Wednesday, May 05, 2010

Oh dear

The Telegraph: Euro plunges as Club Med debt fears spread

Yields on German two-year debt reached a record low, falling to 0.71pc on safe-haven demand in echoes of credit stress at the height of the financial crisis."This is very unusual and indicates concern about systemic risk from sovereign debt," said Stephen Lewis from Monument Securities.
German Chancellor Angela Merkel told ARD television that banks and creditors should be forced to share the pain if further rescues are ever needed, suggesting "an orderly restructuring" of debt in future. The words were an icy warning to investors that the €110bn (£95bn) aid package for Greece is a one-off case.
"This is dangerously ill-timed," said Marco Annunziata, of UniCredit.

Posted by devo @ 07:00 AM (737 views) Add Comment

8 Comments

1. techieman said...

This all looks to be the first leg of dollar strength, when most thunk the dollar was finitoed. The move looks quite mature now so expect some bottoming out of the Euro against the greenback "soon". [Especially since now EVERYONE thinks the Euro is farquaharsened.]

That will then provide the rationale for a further bought of EUR weakness / dollar strength. Pretty much goes for the £. Probably gets sold off first to mid 140s and then a bounce. Having said that its good to take out some profits and relax and wait and see what we do on Friday. I wouldn't be surprised to see initial falls in the £ on the hung parliament and then a major squeeze to punish the shorts. Of course if the result is an overall majority (for any party) then a (potentially major) relief rally will be on the cards!

Wednesday, May 5, 2010 08:06AM Report Comment
 

2. quiet guy said...

Another gloomy take on this from the Guardian:
This Greek bailout is not a recovery plan – it is an economic death spiral
Elliott thinks the Greeks are in an impossible situation and the bailout will just be a waste of good money.

Wednesday, May 5, 2010 08:19AM Report Comment
 

3. This comment has been removed as it was found to be in breach of our Blog Policies.

 

4. cynicalsoothsayer said...

It may not be that bad. The Greeks need to shake out a lot of overpayment, corruption, graft and largesse from their government spending. The Germans are trying to force this as condition of the bailout.

Wednesday, May 5, 2010 10:33AM Report Comment
 

5. uncle tom said...

- As I noted yesterday, the new Greek austerity plan was too lite on detail - the markets seem to agree.

- Santander's share price crashed 7% yesterday - that's big!
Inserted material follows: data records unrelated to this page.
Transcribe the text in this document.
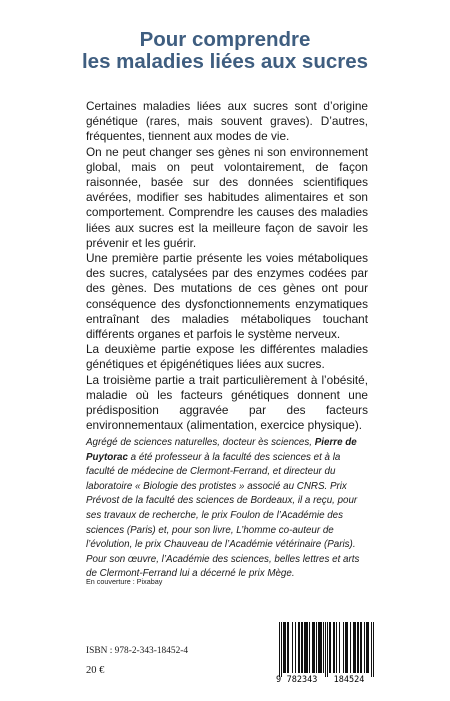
Pour comprendre
les maladies liées aux sucres

Certaines maladies liées aux sucres sont d’origine génétique (rares, mais souvent graves). D’autres, fréquentes, tiennent aux modes de vie.

On ne peut changer ses gènes ni son environnement global, mais on peut volontairement, de façon raisonnée, basée sur des données scientifiques avérées, modifier ses habitudes alimentaires et son comportement. Comprendre les causes des maladies liées aux sucres est la meilleure façon de savoir les prévenir et les guérir.

Une première partie présente les voies métaboliques des sucres, catalysées par des enzymes codées par des gènes. Des mutations de ces gènes ont pour conséquence des dysfonctionnements enzymatiques entraînant des maladies métaboliques touchant différents organes et parfois le système nerveux.

La deuxième partie expose les différentes maladies génétiques et épigénétiques liées aux sucres.

La troisième partie a trait particulièrement à l’obésité, maladie où les facteurs génétiques donnent une prédisposition aggravée par des facteurs environnementaux (alimentation, exercice physique).

Agrégé de sciences naturelles, docteur ès sciences, Pierre de Puytorac a été professeur à la faculté des sciences et à la faculté de médecine de Clermont-Ferrand, et directeur du laboratoire « Biologie des protistes » associé au CNRS. Prix Prévost de la faculté des sciences de Bordeaux, il a reçu, pour ses travaux de recherche, le prix Foulon de l’Académie des sciences (Paris) et, pour son livre, L’homme co-auteur de l’évolution, le prix Chauveau de l’Académie vétérinaire (Paris). Pour son œuvre, l’Académie des sciences, belles lettres et arts de Clermont-Ferrand lui a décerné le prix Mège.
En couverture : Pixabay
ISBN : 978-2-343-18452-4
20 €
9 782343 184524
I've had major doubts about Santander for a long time now; it's apparent ability to shrug off the consequences of economic calamity in it's core markets has been too good to be true. Not quite the same story as the Icelandic banks, but the potential for similar consequences on a much larger scale..
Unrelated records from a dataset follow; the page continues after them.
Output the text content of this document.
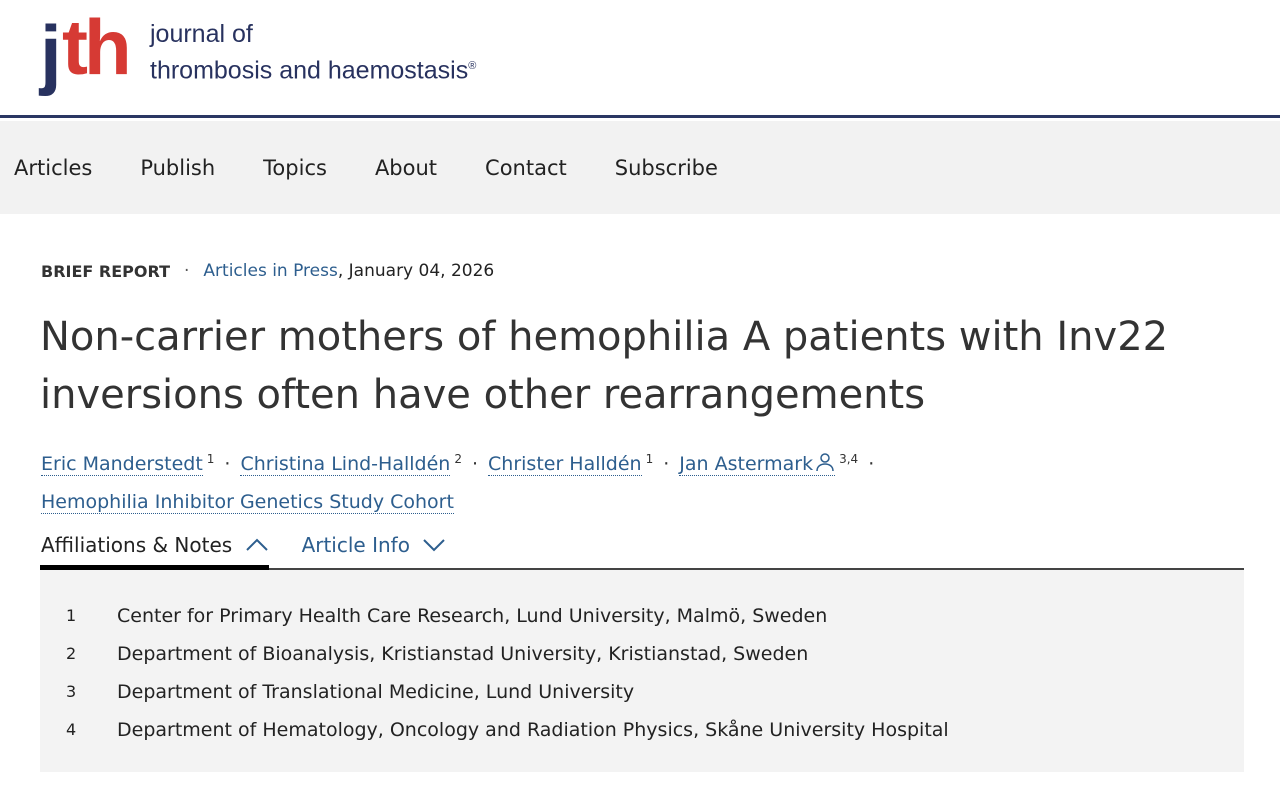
j th journal of
thrombosis and haemostasis®
Articles Publish Topics About Contact Subscribe
BRIEF REPORT · Articles in Press , January 04, 2026
Non-carrier mothers of hemophilia A patients with Inv22 inversions often have other rearrangements
Eric Manderstedt $^1$ · Christina Lind-Halldén $^2$ · Christer Halldén $^1$ · Jan Astermark $^{3,4}$ ·
Hemophilia Inhibitor Genetics Study Cohort
Affiliations & Notes	Article Info
1	Center for Primary Health Care Research, Lund University, Malmö, Sweden
2	Department of Bioanalysis, Kristianstad University, Kristianstad, Sweden
3	Department of Translational Medicine, Lund University
4	Department of Hematology, Oncology and Radiation Physics, Skåne University Hospital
- Much is made of tax evasion in Greece, but these unpaid taxes are not free money - most of the unpaid tax is being spent, not squirreled away; so any attempt to tighten up will have the same effect as tax increases, and depress the Greek economy.

- It is clear that the Greeks would be better off quitting the eurozone; Portugal would be well advised to do likewise. When will the national politicians in these countries stop trying to flog a dead horse?
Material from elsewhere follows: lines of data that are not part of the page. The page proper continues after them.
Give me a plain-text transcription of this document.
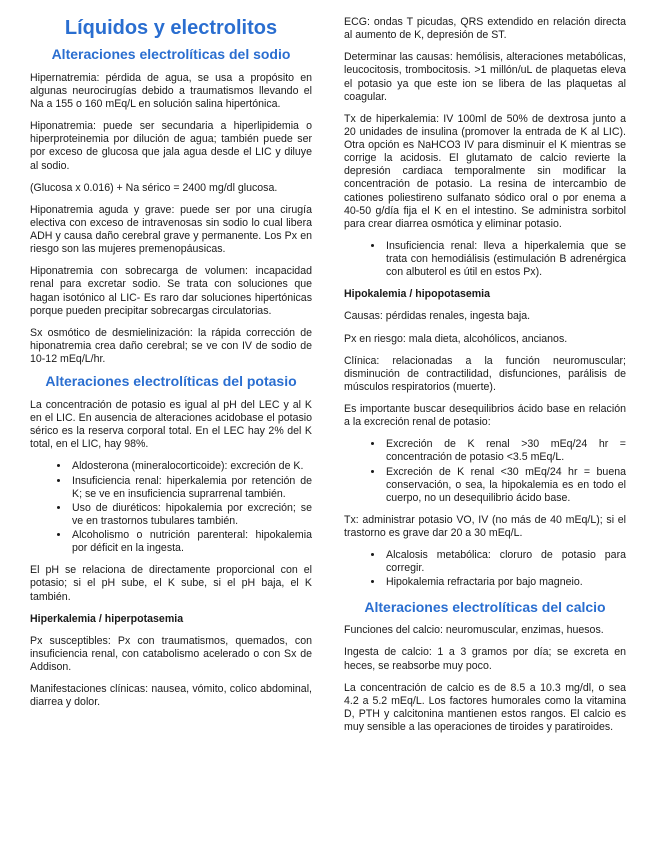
Líquidos y electrolitos
Alteraciones electrolíticas del sodio

Hipernatremia: pérdida de agua, se usa a propósito en algunas neurocirugías debido a traumatismos llevando el Na a 155 o 160 mEq/L en solución salina hipertónica.

Hiponatremia: puede ser secundaria a hiperlipidemia o hiperproteinemia por dilución de agua; también puede ser por exceso de glucosa que jala agua desde el LIC y diluye al sodio.

(Glucosa x 0.016) + Na sérico = 2400 mg/dl glucosa.

Hiponatremia aguda y grave: puede ser por una cirugía electiva con exceso de intravenosas sin sodio lo cual libera ADH y causa daño cerebral grave y permanente. Los Px en riesgo son las mujeres premenopáusicas.

Hiponatremia con sobrecarga de volumen: incapacidad renal para excretar sodio. Se trata con soluciones que hagan isotónico al LIC- Es raro dar soluciones hipertónicas porque pueden precipitar sobrecargas circulatorias.

Sx osmótico de desmielinización: la rápida corrección de hiponatremia crea daño cerebral; se ve con IV de sodio de 10-12 mEq/L/hr.

Alteraciones electrolíticas del potasio

La concentración de potasio es igual al pH del LEC y al K en el LIC. En ausencia de alteraciones acidobase el potasio sérico es la reserva corporal total. En el LEC hay 2% del K total, en el LIC, hay 98%.

• Aldosterona (mineralocorticoide): excreción de K.
• Insuficiencia renal: hiperkalemia por retención de K; se ve en insuficiencia suprarrenal también.
• Uso de diuréticos: hipokalemia por excreción; se ve en trastornos tubulares también.
• Alcoholismo o nutrición parenteral: hipokalemia por déficit en la ingesta.

El pH se relaciona de directamente proporcional con el potasio; si el pH sube, el K sube, si el pH baja, el K también.

Hiperkalemia / hiperpotasemia

Px susceptibles: Px con traumatismos, quemados, con insuficiencia renal, con catabolismo acelerado o con Sx de Addison.

Manifestaciones clínicas: nausea, vómito, colico abdominal, diarrea y dolor.

ECG: ondas T picudas, QRS extendido en relación directa al aumento de K, depresión de ST.

Determinar las causas: hemólisis, alteraciones metabólicas, leucocitosis, trombocitosis. >1 millón/uL de plaquetas eleva el potasio ya que este ion se libera de las plaquetas al coagular.

Tx de hiperkalemia: IV 100ml de 50% de dextrosa junto a 20 unidades de insulina (promover la entrada de K al LIC). Otra opción es NaHCO3 IV para disminuir el K mientras se corrige la acidosis. El glutamato de calcio revierte la depresión cardiaca temporalmente sin modificar la concentración de potasio. La resina de intercambio de cationes poliestireno sulfanato sódico oral o por enema a 40-50 g/día fija el K en el intestino. Se administra sorbitol para crear diarrea osmótica y eliminar potasio.

• Insuficiencia renal: lleva a hiperkalemia que se trata con hemodiálisis (estimulación B adrenérgica con albuterol es útil en estos Px).
Hipokalemia / hipopotasemia

Causas: pérdidas renales, ingesta baja.

Px en riesgo: mala dieta, alcohólicos, ancianos.

Clínica: relacionadas a la función neuromuscular; disminución de contractilidad, disfunciones, parálisis de músculos respiratorios (muerte).

Es importante buscar desequilibrios ácido base en relación a la excreción renal de potasio:

• Excreción de K renal >30 mEq/24 hr = concentración de potasio <3.5 mEq/L.
• Excreción de K renal <30 mEq/24 hr = buena conservación, o sea, la hipokalemia es en todo el cuerpo, no un desequilibrio ácido base.

Tx: administrar potasio VO, IV (no más de 40 mEq/L); si el trastorno es grave dar 20 a 30 mEq/L.

• Alcalosis metabólica: cloruro de potasio para corregir.
• Hipokalemia refractaria por bajo magneio.
Alteraciones electrolíticas del calcio

Funciones del calcio: neuromuscular, enzimas, huesos.

Ingesta de calcio: 1 a 3 gramos por día; se excreta en heces, se reabsorbe muy poco.

La concentración de calcio es de 8.5 a 10.3 mg/dl, o sea 4.2 a 5.2 mEq/L. Los factores humorales como la vitamina D, PTH y calcitonina mantienen estos rangos. El calcio es muy sensible a las operaciones de tiroides y paratiroides.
Wednesday, May 5, 2010 11:02AM Report Comment
 

6. britishblue said...

Greece should take a look at what happened to the UK when the UK left the exchange rate mechanism.

If they left the euro and crashed their currency they could be well on the road to recovery in 18 months. I have just left Marbella, in Spain where a cauliflower is 3 euros in a supermarket. Holidays in the Sun are now so expensive in Eurozone. 19% of Greeces economy is Tourism. they could clean up in this area if they left the euro, especially with many other people in Europe looking for cheap holidays in the Sun. 22% of Greeces GDP is manifacture and 5% is agriculture. In all of these areas they could work their way out of their problems with a currency worth 60% of what it is now.

Wednesday, May 5, 2010 11:54AM Report Comment
 

7. rumble said...

"I wouldn't be surprised to see initial falls in the £ on the hung parliament and then a major squeeze to punish the shorts. Of course if the result is an overall majority (for any party) then a (potentially major) relief rally will be on the cards!"

Just to clarify... I should be short £ unless I should be long £ ...?

Wednesday, May 5, 2010 12:41PM Report Comment
 

8. techieman said...

rumble - this is "event risk" which position traders actually hate. When in doubt stay out. [which is exactly what i will be doing, whereas in years gone by i would have been having some fun].

To clarify if a hung parliament then you should be short (of GBP) on the news BUT then there will be a squeeze (IMO), to get the weak shorts out. So initialy short then cover, then reverse. Thats not to say the moves wont be big, they will probably just be very quick.

If a majority though for any party then the £ will rally sharply. Either way eventually the falls in the GBP will reinstate and moves up in the Euro and the Greenback. .... IMO.